Between January 20 and September 9, the yen firmed 2 per cent against a basket of major currencies, State Street calculates — a stark contrast with its 27 per cent surge during the July-March 2008-09 crisis.

Any lasting shift carries profound implications.

Positive for Japanese economy

For Japan's export-reliant economy, having frequently contended with sudden yen spikes, it is a positive. Investors, though, face a hunt for other safe havens, should the yen lose that status.

It's a source of unease for investors such as Aaron Hurd, senior currency portfolio manager at State Street Global Markets, who uses the yen as a counterweight to risky assets in some investment models.

While Hurd doesn't believe the yen has shed its safe-haven role, he said its gains during recent risk-off episodes had been “a bit disappointing” and needed monitoring.

The yen's reputation stems from Japan's stash of foreign assets, at $3.5 trillion, the world's largest international investment position. But it is also linked to a well established market trend — the carry trade, where low-yield currencies are borrowed and then sold for higher-yield assets overseas.

That makes the yen prone to periodic spikes; when world markets go into reverse, so do carry trades, fuelling a mass rush back into the funding currency to limit losses.
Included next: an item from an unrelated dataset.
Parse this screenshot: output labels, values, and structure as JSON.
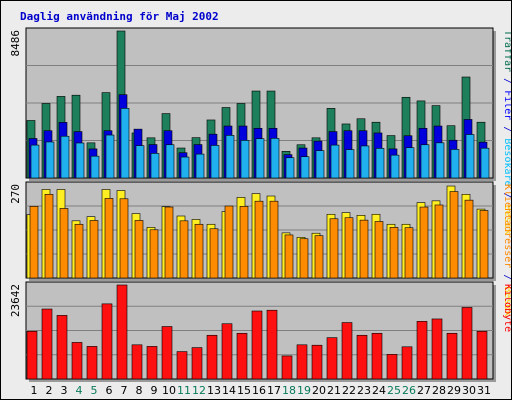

But yen-funded carry trades declined to around 8 trillion yen ($75.5 billion) in July, estimates Tohru Sasaki, JPMorgan's head of Japan market research, down from a steady 10 trillion yen or so in recent years and a 2007 peak around 23 trillion yen.

What's changed is that this year's worldwide collapse in short-term rates has eliminated the yield discount the yen has held since 1995, when Japanese benchmark rates fell to 0.5 per cent.